The Long Good Friday (El Largo Viernes Santo, 1980) es más que nada un mecanismo de relojería, engrasado a la perfección. El escocés John MacKenzie guía al espectador, inerme ante lo que sucede en pantalla, por derroteros que tienen lugar en un Londres nada cercano al de las postales. El espectador ha salido de ver Get Carter y aún no ha visto Mona Lisa, pero sabe, es consciente, asume que Londres es una hermosa ciudad con gente repugnante, gángsters horteras, con camisas imposibles como las de Harold Shand (impagable Bob Hoskins).
Shand, duro y sin escrúpulos, es un cúmulo de accesorios y engranajes, otra máquina. Máquinas dentro de máquinas. Uno de esos capaces de mantenerse fuera del ojo público al tiempo que ejercen su oficio. Gordo y feliz dentro del funcionamiento de su máquina. Bastante consciente de los desembolsos financieros de su organización frente a las ganancias. Aunque no íntimamente conscientes de las más profundas, más oscuras consecuencias de apuntalar su imperio. Orgulloso de sus ganancias más recientes en los establecimientos de juego. La historia se desarrolla, por tanto, en el clima asfixiante de un Londres empobrecido tras la enorme crisis económica del 73, en un panorama en el que se respira la corrupción política y policial. Panorama que, aún en la tardía Guerra fría, se nos asemeja bastante más real que de ficción.

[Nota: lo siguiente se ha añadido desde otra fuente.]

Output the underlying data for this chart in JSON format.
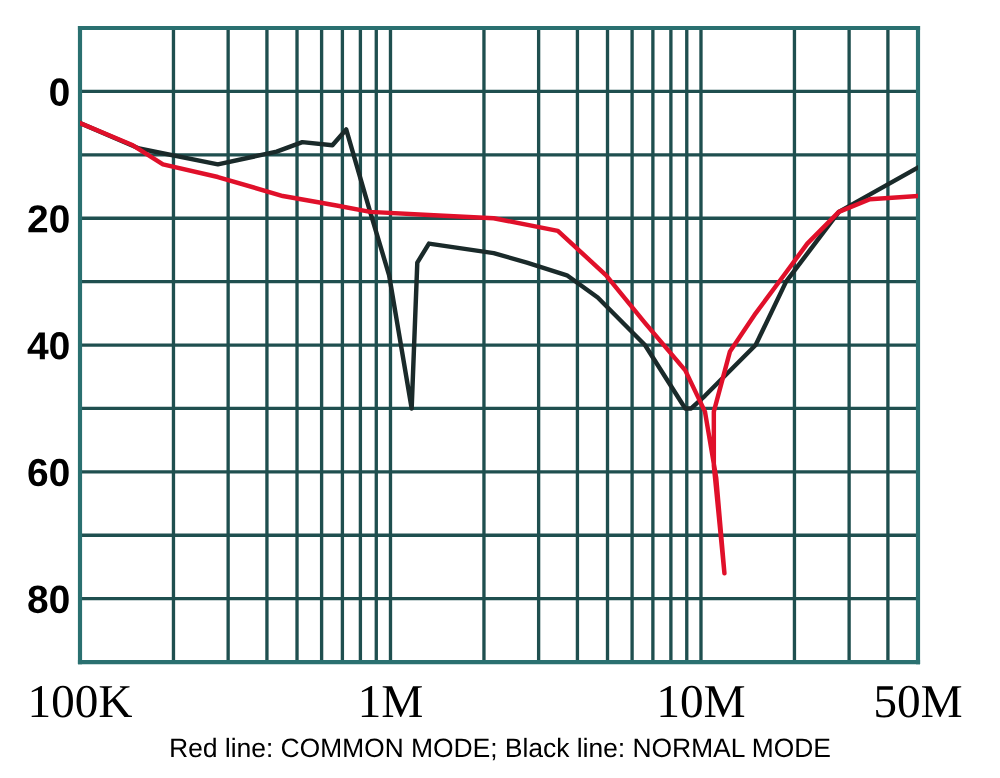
{
  "chart_data": {
    "type": "line",
    "log": "x",
    "xlim": [
      100000,
      50000000
    ],
    "xticks": [
      {
        "value": 100000,
        "label": "100K"
      },
      {
        "value": 200000,
        "label": null
      },
      {
        "value": 300000,
        "label": null
      },
      {
        "value": 400000,
        "label": null
      },
      {
        "value": 500000,
        "label": null
      },
      {
        "value": 600000,
        "label": null
      },
      {
        "value": 700000,
        "label": null
      },
      {
        "value": 800000,
        "label": null
      },
      {
        "value": 900000,
        "label": null
      },
      {
        "value": 1000000,
        "label": "1M"
      },
      {
        "value": 2000000,
        "label": null
      },
      {
        "value": 3000000,
        "label": null
      },
      {
        "value": 4000000,
        "label": null
      },
      {
        "value": 5000000,
        "label": null
      },
      {
        "value": 6000000,
        "label": null
      },
      {
        "value": 7000000,
        "label": null
      },
      {
        "value": 8000000,
        "label": null
      },
      {
        "value": 9000000,
        "label": null
      },
      {
        "value": 10000000,
        "label": "10M"
      },
      {
        "value": 20000000,
        "label": null
      },
      {
        "value": 30000000,
        "label": null
      },
      {
        "value": 40000000,
        "label": null
      },
      {
        "value": 50000000,
        "label": "50M"
      }
    ],
    "ylim": [
      90,
      -10
    ],
    "yticks": [
      0,
      {
        "value": 10,
        "label": null
      },
      20,
      {
        "value": 30,
        "label": null
      },
      40,
      {
        "value": 50,
        "label": null
      },
      60,
      {
        "value": 70,
        "label": null
      },
      80
    ],
    "grid": true,
    "series": [
      {
        "color": "#1a2a2a",
        "x": [
          100000,
          155000,
          278000,
          430000,
          520000,
          650000,
          720000,
          860000,
          990000,
          1170000,
          1220000,
          1330000,
          2150000,
          2750000,
          3700000,
          4650000,
          6600000,
          8900000,
          9300000,
          10300000,
          15000000,
          18800000,
          27800000,
          50000000
        ],
        "values": [
          5,
          9,
          11.5,
          9.5,
          8,
          8.5,
          6,
          19,
          29,
          50,
          27,
          24,
          25.5,
          27,
          29,
          32.5,
          40,
          50,
          50,
          48,
          40,
          30,
          19,
          12
        ]
      },
      {
        "color": "#e0102a",
        "x": [
          100000,
          148000,
          185000,
          278000,
          450000,
          670000,
          860000,
          1330000,
          2150000,
          3460000,
          4950000,
          6600000,
          8900000,
          10300000,
          11200000,
          11900000,
          11000000,
          11000000,
          12400000,
          15000000,
          18500000,
          22000000,
          27800000,
          35000000,
          50000000
        ],
        "values": [
          5,
          8.5,
          11.5,
          13.5,
          16.5,
          18,
          19,
          19.5,
          20,
          22,
          29,
          36.5,
          44,
          50.5,
          61,
          76,
          59,
          50.5,
          41,
          35,
          29,
          24,
          19,
          17,
          16.5
        ]
      }
    ],
    "annotations": [
      "Red line: COMMON MODE; Black line: NORMAL MODE"
    ]
  }
}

Shand, junto a Colin (Paul Freeman), Jeff (Derek Thompson) y su hermosa mujer, Victoria, entre otros (magnífica Helen Mirren, para variar) ha conseguido labrarse una posición de privilegio dentro del mundo del hampa y cuenta con el apoyo económico de la Mafia norteamericana para adquirir unos terrenos en una zona deprimida que ellos mismos urbanizarán y que se convertirán en un chorro de millones de libras cuando la ciudad sea designada para celebrar los Juegos Olímpicos de 1980 (en el mundo real, se los llevó Moscú). Todo parece ir sobre ruedas hasta que, de pronto, una bomba estalla en su coche a modo de aviso y, después, una serie de atentados encadenados ponen en peligro tanto la operación inmobiliaria soñada como el patrimonio y su posición dominante dentro del hampa. Shand tendrá que localizar a sus enemigos potenciales en una carrera contrarreloj antes de que los americanos (comandados por ese pésimo actor que fue Eddie Constantine) se retiren del proyecto.

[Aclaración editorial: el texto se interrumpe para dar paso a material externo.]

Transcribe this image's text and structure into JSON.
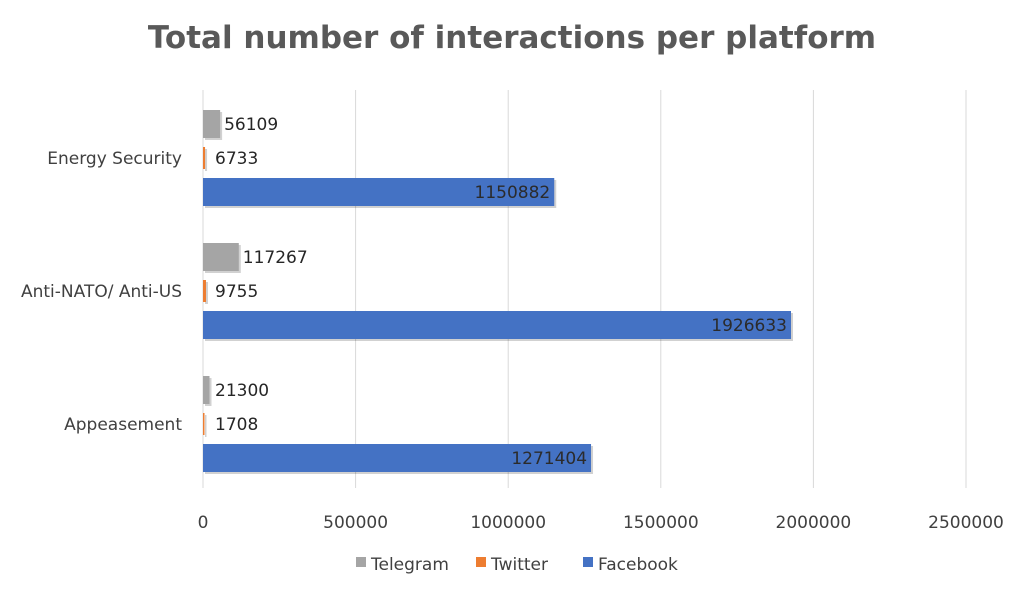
{
  "chart_data": {
    "type": "bar",
    "orientation": "horizontal",
    "title": "Total number of interactions per platform",
    "categories": [
      "Energy Security",
      "Anti-NATO/ Anti-US",
      "Appeasement"
    ],
    "series": [
      {
        "name": "Telegram",
        "color": "#a5a5a5",
        "values": [
          56109,
          117267,
          21300
        ]
      },
      {
        "name": "Twitter",
        "color": "#ed7d31",
        "values": [
          6733,
          9755,
          1708
        ]
      },
      {
        "name": "Facebook",
        "color": "#4472c4",
        "values": [
          1150882,
          1926633,
          1271404
        ]
      }
    ],
    "xlim": [
      0,
      2500000
    ],
    "xticks": [
      "0",
      "500000",
      "1000000",
      "1500000",
      "2000000",
      "2500000"
    ],
    "grid": true,
    "legend": "bottom"
  }
}
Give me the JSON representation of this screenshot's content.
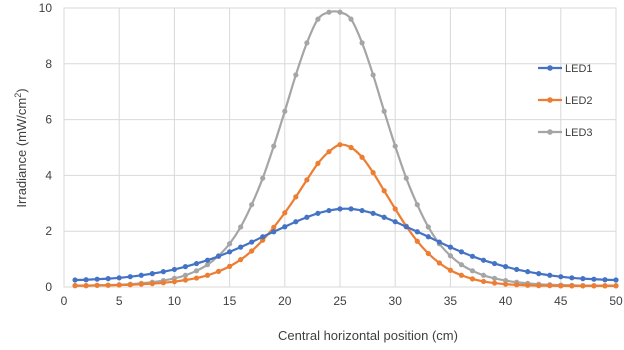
{
  "chart_data": {
    "type": "line",
    "xlabel": "Central horizontal position (cm)",
    "ylabel_main": "Irradiance (mW/cm",
    "ylabel_sup": "2",
    "ylabel_close": ")",
    "xlim": [
      0,
      50
    ],
    "ylim": [
      0,
      10
    ],
    "x_ticks": [
      "0",
      "5",
      "10",
      "15",
      "20",
      "25",
      "30",
      "35",
      "40",
      "45",
      "50"
    ],
    "y_ticks": [
      "0",
      "2",
      "4",
      "6",
      "8",
      "10"
    ],
    "grid": true,
    "legend_position": "right",
    "x": [
      1,
      2,
      3,
      4,
      5,
      6,
      7,
      8,
      9,
      10,
      11,
      12,
      13,
      14,
      15,
      16,
      17,
      18,
      19,
      20,
      21,
      22,
      23,
      24,
      25,
      26,
      27,
      28,
      29,
      30,
      31,
      32,
      33,
      34,
      35,
      36,
      37,
      38,
      39,
      40,
      41,
      42,
      43,
      44,
      45,
      46,
      47,
      48,
      49,
      50
    ],
    "series": [
      {
        "name": "LED1",
        "color": "#4472C4",
        "values": [
          0.25,
          0.26,
          0.28,
          0.3,
          0.33,
          0.37,
          0.42,
          0.48,
          0.55,
          0.63,
          0.73,
          0.84,
          0.96,
          1.1,
          1.26,
          1.43,
          1.61,
          1.8,
          1.98,
          2.16,
          2.34,
          2.5,
          2.64,
          2.74,
          2.8,
          2.8,
          2.74,
          2.64,
          2.5,
          2.34,
          2.16,
          1.98,
          1.8,
          1.61,
          1.43,
          1.26,
          1.1,
          0.96,
          0.84,
          0.73,
          0.63,
          0.55,
          0.48,
          0.42,
          0.37,
          0.33,
          0.3,
          0.28,
          0.26,
          0.25
        ]
      },
      {
        "name": "LED2",
        "color": "#ED7D31",
        "values": [
          0.05,
          0.05,
          0.06,
          0.06,
          0.07,
          0.08,
          0.1,
          0.12,
          0.15,
          0.19,
          0.25,
          0.32,
          0.42,
          0.56,
          0.74,
          0.98,
          1.29,
          1.68,
          2.14,
          2.66,
          3.23,
          3.84,
          4.43,
          4.85,
          5.1,
          5.0,
          4.65,
          4.1,
          3.45,
          2.8,
          2.18,
          1.64,
          1.2,
          0.86,
          0.6,
          0.42,
          0.29,
          0.2,
          0.14,
          0.1,
          0.08,
          0.06,
          0.05,
          0.05,
          0.04,
          0.04,
          0.04,
          0.04,
          0.04,
          0.04
        ]
      },
      {
        "name": "LED3",
        "color": "#A5A5A5",
        "values": [
          0.05,
          0.05,
          0.06,
          0.07,
          0.08,
          0.1,
          0.13,
          0.17,
          0.23,
          0.31,
          0.42,
          0.58,
          0.8,
          1.12,
          1.55,
          2.15,
          2.95,
          3.9,
          5.05,
          6.3,
          7.6,
          8.75,
          9.6,
          9.85,
          9.85,
          9.6,
          8.75,
          7.6,
          6.3,
          5.05,
          3.9,
          2.95,
          2.15,
          1.55,
          1.12,
          0.8,
          0.58,
          0.42,
          0.31,
          0.23,
          0.17,
          0.13,
          0.1,
          0.08,
          0.07,
          0.06,
          0.05,
          0.05,
          0.05,
          0.05
        ]
      }
    ]
  }
}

The Long Good Friday sigue a un protagonista complejo y realmente se podría clasificar como un thriller shakesperiano y de tendencia calvinista, de un séptico pesimismo pocas veces igualado. Esa escala bíblica, cuerda floja sobre la que se mueve Harold Shand, y que se ejemplifica por la progresiva caída del hombre como tal o su auto sacrificio en favor de la continuación del hampa donde el poder siempre se transfiere…y todo ello hacia un destino inoportuno pero previsible. Las imágenes arenosas que refuerzan la cadena de la destrucción caótica, donde los coches explotan por doquier, y la disensión con los infiernos a la que se alude en el título de la película, así como el barbarismo escondido dentro del protagonista, Harold Shand.
Hay, no por nada, un momento donde los hombres de Harold cuelgan a muchos gángsteres rivales al revés en ganchos de carne, más una escena de crucifixión que cine de mafia propiamente dicho. Harold Shand será al final de la película su propio Poncio Pilatos, que inevitablemente le pone sobre el camino hacia su final. Nunca realmente averiguamos los motivos detrás de cualquiera de las intenciones de esas camarillas filo-terroristas que rivalizan entre ellas, pero la brutalidad aumenta, y el ciclo no parece romperse jamás. El film de MacKenzie es, ante todo, una película adulta, sin fisuras ni parcelas argumentales vacuas, ayudada por el guión de Barrie Keefe y la inigualable banda sonora de Francis Monkman, fundador del gran grupo Curved Air.
Recuerden: pieza de relojería, Biblia de la destrucción moral del individuo, declaración rigurosa de las motivaciones que llevan a la corrupción humana. Y, sobre todo, obra, sencillamente, maestra.